Num experimento urbano na cidade de Blumenau, conseguimos transformar os pequenos espaços de uma calçada, ao redor das árvores, numa miniatura de solo de floresta: e o resultado, depois de dois anos, foi uma capacidade de infiltração semelhante à de uma floresta nativa.
O volume de chuva que caiu no solo gaúcho foi grande demais para a preservação ambiental fazer a diferença, diriam alguns. A estes, podemos responder com a analogia da toalha: vinte atletas dispõem de uma única toalha para se enxugar no vestiário, depois do jogo. Claro que, até chegar a vez do último atleta, a toalha pouco enxugará. Porém, se essa toalha for de fato de boa qualidade, ela vai fazer a diferença, assim como uma boa gestão da paisagem também fará a diferença, por mais que chova.
Dados de erosão em diferentes usos de solo são velhos conhecidos da literatura.
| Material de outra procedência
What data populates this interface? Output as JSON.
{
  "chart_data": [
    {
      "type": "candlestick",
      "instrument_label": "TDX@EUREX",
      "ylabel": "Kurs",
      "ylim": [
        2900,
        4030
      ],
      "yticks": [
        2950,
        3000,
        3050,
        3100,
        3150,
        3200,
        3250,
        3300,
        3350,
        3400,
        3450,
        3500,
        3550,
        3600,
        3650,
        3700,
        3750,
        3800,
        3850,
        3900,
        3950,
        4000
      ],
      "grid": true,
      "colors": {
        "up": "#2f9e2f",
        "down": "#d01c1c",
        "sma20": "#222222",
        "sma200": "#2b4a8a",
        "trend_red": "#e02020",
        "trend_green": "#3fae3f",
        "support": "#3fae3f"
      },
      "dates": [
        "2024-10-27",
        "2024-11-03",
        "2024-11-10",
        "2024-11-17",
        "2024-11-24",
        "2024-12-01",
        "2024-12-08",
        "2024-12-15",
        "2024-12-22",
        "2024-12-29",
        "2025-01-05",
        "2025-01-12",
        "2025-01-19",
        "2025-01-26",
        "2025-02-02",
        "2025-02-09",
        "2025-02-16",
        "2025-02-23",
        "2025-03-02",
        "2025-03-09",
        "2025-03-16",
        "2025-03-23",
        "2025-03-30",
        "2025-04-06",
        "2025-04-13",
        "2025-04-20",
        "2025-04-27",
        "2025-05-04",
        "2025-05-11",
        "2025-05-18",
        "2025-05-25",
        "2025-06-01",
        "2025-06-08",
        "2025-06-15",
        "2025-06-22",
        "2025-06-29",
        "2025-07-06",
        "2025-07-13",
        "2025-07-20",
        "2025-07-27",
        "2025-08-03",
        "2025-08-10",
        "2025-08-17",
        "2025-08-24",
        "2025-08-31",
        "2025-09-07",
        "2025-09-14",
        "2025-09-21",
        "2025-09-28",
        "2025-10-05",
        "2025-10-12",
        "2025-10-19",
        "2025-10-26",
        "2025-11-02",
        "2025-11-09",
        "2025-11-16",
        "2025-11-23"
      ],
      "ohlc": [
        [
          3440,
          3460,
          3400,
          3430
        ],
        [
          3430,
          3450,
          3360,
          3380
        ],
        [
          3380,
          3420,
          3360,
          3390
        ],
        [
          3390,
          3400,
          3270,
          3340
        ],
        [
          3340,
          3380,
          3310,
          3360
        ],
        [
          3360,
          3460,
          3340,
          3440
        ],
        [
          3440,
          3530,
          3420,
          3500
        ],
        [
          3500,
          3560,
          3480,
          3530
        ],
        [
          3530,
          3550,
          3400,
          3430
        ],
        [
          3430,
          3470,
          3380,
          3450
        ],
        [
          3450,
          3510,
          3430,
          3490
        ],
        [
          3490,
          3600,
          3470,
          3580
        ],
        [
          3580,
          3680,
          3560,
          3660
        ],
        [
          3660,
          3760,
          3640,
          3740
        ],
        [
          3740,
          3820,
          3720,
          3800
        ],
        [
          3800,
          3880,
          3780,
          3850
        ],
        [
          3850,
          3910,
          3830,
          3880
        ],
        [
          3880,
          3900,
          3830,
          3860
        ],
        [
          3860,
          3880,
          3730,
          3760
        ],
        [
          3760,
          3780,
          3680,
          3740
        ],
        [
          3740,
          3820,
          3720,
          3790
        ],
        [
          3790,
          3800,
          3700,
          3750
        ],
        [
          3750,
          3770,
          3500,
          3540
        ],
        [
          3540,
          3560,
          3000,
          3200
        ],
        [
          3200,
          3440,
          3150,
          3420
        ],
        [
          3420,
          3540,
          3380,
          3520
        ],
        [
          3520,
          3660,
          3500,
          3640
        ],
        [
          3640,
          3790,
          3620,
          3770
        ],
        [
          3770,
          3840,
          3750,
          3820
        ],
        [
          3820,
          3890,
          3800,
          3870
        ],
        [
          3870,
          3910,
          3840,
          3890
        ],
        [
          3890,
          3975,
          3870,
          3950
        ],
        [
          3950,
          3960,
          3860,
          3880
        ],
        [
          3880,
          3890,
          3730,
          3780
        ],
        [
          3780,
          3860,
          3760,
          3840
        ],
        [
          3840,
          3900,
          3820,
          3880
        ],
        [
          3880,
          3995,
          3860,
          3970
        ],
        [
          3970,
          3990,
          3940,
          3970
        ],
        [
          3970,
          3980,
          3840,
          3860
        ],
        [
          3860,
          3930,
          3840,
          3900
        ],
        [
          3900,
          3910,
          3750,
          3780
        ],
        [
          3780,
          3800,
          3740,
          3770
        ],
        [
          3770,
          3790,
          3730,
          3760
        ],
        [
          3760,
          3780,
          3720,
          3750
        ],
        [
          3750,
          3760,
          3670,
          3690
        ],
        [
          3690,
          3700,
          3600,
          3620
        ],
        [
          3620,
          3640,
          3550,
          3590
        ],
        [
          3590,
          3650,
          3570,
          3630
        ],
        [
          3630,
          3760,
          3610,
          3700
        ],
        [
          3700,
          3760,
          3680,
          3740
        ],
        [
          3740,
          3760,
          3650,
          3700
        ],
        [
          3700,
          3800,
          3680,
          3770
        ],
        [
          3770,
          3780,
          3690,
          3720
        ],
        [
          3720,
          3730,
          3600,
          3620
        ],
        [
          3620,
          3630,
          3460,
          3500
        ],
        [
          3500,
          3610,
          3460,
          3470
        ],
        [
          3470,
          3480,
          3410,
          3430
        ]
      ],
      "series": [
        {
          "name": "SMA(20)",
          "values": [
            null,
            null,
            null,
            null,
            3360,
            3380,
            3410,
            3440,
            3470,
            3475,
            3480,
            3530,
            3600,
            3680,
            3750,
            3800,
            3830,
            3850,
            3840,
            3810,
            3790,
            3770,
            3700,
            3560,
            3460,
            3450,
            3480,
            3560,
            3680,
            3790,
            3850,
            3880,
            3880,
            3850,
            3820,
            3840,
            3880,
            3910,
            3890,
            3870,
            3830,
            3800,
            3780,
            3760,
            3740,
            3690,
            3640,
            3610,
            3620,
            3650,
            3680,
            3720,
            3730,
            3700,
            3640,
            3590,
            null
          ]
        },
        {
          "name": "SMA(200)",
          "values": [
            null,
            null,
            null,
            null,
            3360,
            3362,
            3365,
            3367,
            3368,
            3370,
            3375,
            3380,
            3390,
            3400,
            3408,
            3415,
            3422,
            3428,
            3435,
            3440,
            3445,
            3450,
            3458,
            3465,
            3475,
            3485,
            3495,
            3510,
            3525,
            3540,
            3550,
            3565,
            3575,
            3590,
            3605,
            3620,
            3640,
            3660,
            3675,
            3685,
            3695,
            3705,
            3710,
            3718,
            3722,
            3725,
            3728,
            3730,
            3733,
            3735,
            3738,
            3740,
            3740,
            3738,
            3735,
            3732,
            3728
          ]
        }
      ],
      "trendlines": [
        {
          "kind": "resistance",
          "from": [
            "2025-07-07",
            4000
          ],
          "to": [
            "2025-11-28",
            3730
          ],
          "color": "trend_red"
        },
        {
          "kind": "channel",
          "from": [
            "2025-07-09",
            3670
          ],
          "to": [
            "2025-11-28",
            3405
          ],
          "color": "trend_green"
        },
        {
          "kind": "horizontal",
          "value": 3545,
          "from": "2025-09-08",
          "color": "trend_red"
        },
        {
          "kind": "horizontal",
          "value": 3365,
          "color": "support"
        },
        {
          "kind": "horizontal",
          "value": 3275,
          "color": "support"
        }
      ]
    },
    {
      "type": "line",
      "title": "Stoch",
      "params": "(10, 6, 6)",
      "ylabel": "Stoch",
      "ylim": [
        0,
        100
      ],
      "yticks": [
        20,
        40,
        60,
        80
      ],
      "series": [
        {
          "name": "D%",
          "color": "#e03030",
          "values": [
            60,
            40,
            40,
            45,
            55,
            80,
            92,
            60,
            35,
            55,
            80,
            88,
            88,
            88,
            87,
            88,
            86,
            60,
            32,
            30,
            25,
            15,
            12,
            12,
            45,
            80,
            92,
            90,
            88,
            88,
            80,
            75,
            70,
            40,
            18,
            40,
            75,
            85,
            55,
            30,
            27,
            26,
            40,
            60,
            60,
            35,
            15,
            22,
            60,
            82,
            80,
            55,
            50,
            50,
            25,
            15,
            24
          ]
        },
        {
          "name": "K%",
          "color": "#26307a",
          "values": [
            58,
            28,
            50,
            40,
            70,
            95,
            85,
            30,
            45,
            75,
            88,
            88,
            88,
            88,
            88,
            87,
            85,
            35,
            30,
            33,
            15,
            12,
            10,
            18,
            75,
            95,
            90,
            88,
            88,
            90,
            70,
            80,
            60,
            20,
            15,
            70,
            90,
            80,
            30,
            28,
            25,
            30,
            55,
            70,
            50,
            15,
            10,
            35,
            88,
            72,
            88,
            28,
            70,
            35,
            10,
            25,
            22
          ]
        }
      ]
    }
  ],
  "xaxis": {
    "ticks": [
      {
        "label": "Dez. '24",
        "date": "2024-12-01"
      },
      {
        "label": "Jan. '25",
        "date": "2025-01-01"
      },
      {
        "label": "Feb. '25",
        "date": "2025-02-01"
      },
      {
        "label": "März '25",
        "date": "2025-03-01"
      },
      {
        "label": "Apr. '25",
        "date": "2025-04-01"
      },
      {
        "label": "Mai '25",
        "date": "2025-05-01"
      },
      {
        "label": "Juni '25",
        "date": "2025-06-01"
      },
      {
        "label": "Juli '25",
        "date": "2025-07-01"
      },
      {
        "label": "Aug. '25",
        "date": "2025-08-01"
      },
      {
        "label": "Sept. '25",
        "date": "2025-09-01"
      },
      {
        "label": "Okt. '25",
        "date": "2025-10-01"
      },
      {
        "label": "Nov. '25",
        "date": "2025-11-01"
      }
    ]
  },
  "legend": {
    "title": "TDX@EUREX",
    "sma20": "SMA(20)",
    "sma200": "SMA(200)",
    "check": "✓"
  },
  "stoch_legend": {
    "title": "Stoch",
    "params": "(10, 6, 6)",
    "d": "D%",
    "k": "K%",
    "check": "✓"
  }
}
Numa floresta bem conservada, as chuvas conseguem arrancar 1 a 4 quilos de material sólido por hectare por ano; ou seja, praticamente nada. Já em um algodoal, por exemplo, principalmente se for mal manejado, a erosão chega a 38 toneladas por hectare/ano! Em movimentações de terra sem critérios, como vemos aos milhares por aí, essa quantidade ainda é maior.
Em nossas cidades e campos, ainda precisamos melhorar muito os cuidados para evitar a erosão. Não é à toa que a maioria dos nossos cursos d’água, ante qualquer chuva minimamente volumosa, tornam-se extremamente barrentos, parecendo que neles mais corre lama do que água, e ficam logo assoreados. Obras como dragagens, que muitos governantes logo se apressam em anunciar, são meramente paliativas, diante de tudo o que deve ser feito.
O manejo adequado da paisagem, tanto urbana quanto rural, é fator fundamental no controle das cheias, enchentes, enxurradas, deslizamentos de encostas e inundações. Baixadas alagáveis, pântanos e brejos - sejam minúsculos, pequenos ou grandes - não são lugares para aterros, muito menos lugares para morar.
Há uma verdadeira miríade de ações a serem adotadas, se quisermos de fato minimizar as cheias. Não podemos continuar a jogar dinheiro fora focando apenas em obras estruturais, sem considerar a gestão da paisagem como um todo. Proibir todo e qualquer aterro em banhados e demais baixadas alagáveis é apenas uma, dentre centenas de medidas de gestão de paisagem que, aí sim, junto com as obras estruturais, podem enfrentar o problema.
Temos que aprender a nos adaptar e conviver com as cheias e demais eventos climáticos, mesmo os extremos, minimizando significativamente seus efeitos. Enfim, nunca esquecer que somos parte - e não à parte - da natureza.
(*) Lauro Eduardo Bacca possui Graduação em História Natural pela Fundação Universidade Regional de Blumenau, especialização em Ecologia pela UFRGS, Mestrado em Biologia pelo Instituto Nacional de Pesquisas da Amazônia. Foi professor nas áreas de Ecologia e Meio Ambiente na Universidade Federal do Amazonas e professor nas áreas de Ecologia e Meio Ambiente na Fundação Universidade Regional de Blumenau até a aposentadoria. Foi Vereador em Blumenau e idealizador do Parque Nacional da Serra do Itajaí (SC).